Putting all that together, with some force powers and using flurry, you can attack 5 times per turn. (This doesn’t mean you can use Critical Strike 5 times however, that is one attack per round) This data assumed 100% uptime of the stun and does not account for needing to reapply it every 3 turns. Since they would all need to do this, and they all do the same sneak attack damage, it would just reduce the numbers by the same amounts for every weapon. Each weapon had its data gathered using this formula


((IF(CRIT)Random(mindamage,maxdamage)*2, else Random(mindamage,maxdamage)+Random(minsneakattack,maxsneakattack)*attacksPerTurn))


Or check if the attack is a crit, if so, do double damage. Then add sneak attack damage and multiply by attacks per turn.


Yes, this means if the attack is a crit, the whole turn is a crit. I felt this would even out over a million turns. (If not, yell at me and I’ll change the formula.)



For this set of data (roughly 1,048,576 simulated values per weapon) Melee weapons perform the best. It is worth noting that some weapons are from DLC of the Xbox version, however that DLC is restored and included in virtually every release available today.


Ranged weaponry also has a little bit of a surprise. Heavy weapons actually perform on top with the Baragwin Heavy Repeating Blaster. Dual blasters are just barely beaten though, but these statistics assume 2 Cassus Fett Heavy Blasters, which there is only one in the game.

Also, something to consider is that all of the weapons are modifiable. No weapon that cannot be modified comes close to the damages these do. Which can be a little misleading since some modifiable weapons look worse unmodded than some unmodifiable ones.

By a large margin, melee weapons are the highest damage output possible.


Now for the heated debate over Flurry vs Power Attack, I ran some sims for power attack, it generally only changed damage values by about 4 points. The sims assume 100% accuracy though, which power attack would not have. I’d say the choice is situational or virtually identical.


WHAT DOES THIS MEAN FOR STATS?

If you’re going for max damage, it does mean that strength is the most effective stat. Force powers are great for support, but do not contribute to damage as much. Force storm does 10-60 damage at max. Though you could use force powers in place of Critical Strike, like Insanity or Stun, but this would mean 0 damage for a turn. However, Insanity does last longer AND has a higher chance to work vs Critical Strike. This sim still assumes a 100% stun duration, so however it is done, there’s always a sneak attack bonus. Also, Critical Strikes stun works if the attack is successful, NOT if it is critical.

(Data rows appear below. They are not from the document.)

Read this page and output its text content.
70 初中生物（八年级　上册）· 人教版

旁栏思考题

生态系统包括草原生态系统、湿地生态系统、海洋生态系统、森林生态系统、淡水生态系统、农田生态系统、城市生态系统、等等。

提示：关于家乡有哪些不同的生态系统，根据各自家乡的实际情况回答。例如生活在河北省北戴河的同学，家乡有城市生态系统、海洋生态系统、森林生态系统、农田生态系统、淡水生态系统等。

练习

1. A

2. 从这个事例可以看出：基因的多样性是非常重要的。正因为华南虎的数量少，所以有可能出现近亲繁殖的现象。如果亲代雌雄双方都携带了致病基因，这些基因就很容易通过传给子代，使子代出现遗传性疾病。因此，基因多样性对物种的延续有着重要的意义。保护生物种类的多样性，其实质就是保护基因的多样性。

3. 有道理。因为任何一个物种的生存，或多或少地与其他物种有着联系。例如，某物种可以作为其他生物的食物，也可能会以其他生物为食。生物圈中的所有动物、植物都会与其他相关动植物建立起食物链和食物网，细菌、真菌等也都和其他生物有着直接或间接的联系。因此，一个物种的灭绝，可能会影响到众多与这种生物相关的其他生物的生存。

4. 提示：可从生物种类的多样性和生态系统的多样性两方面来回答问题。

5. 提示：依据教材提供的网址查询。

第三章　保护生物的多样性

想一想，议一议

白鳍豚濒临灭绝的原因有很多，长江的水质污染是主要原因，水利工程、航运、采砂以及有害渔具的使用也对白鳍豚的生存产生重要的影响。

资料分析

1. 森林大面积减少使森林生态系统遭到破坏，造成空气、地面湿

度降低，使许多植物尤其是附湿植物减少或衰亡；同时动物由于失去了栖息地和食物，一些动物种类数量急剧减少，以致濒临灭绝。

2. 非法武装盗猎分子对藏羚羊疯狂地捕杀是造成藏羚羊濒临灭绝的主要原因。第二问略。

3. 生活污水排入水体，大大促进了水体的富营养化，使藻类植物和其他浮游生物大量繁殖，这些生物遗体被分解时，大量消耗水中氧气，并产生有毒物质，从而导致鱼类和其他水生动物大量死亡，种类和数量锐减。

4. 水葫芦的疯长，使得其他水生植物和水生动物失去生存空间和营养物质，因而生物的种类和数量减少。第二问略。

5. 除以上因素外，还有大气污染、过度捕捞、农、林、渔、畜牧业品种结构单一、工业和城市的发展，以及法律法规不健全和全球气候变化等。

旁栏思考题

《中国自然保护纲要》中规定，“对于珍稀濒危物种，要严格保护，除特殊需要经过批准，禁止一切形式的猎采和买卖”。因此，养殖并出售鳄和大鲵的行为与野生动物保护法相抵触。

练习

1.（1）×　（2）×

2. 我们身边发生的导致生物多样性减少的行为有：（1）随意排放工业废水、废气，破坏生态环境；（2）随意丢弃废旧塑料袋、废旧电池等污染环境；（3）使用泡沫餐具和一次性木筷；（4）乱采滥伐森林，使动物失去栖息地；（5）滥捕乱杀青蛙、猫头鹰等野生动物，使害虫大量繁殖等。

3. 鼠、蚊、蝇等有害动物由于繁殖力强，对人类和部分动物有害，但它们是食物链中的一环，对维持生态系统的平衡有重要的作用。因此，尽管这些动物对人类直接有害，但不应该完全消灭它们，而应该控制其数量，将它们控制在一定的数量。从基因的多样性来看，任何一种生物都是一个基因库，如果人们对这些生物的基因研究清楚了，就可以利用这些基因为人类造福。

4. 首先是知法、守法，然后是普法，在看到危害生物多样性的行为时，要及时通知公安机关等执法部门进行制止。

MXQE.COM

With that in mind, for damage, this makes strength and dexterity the two stats worth taking. Constitution is an effective third but not necessary. This means Intelligence, Wisdom and Charisma are all much less effective in combat. Especially taking skills into account, and how the game uses those.


This means more than half the game’s character stats mean very little.


2 skills have a use as a PC, and 2 stats. This is not to discredit roleplaying or challenge runs, and it is worth noting that the game can be completed in different ways without a lot of issues. Stat builds notably make a bigger difference. However, skills are more of an illusion (and a very good one!). That being said, you will have more points than you need most of the time and will have at least some other stat or skill above the lowest value.


I want to end on another note though. While this looks at maximum effective damage, it is literally min/maxing stats to be the best possible damage dealer. This is a roleplaying game though, just to reiterate. You do not need to do this to complete the game. Far from it in fact, and you can use your teammates to cover part of this strategy too, such as stunning. So while the skills are somewhat of an illusion for actual effectiveness, they are still great for narrative. Which I want to explore later; how Bioware made the narrative so you FEEL like a space wizard. Arguably a much more important aspect to the game than the system behind the numbers.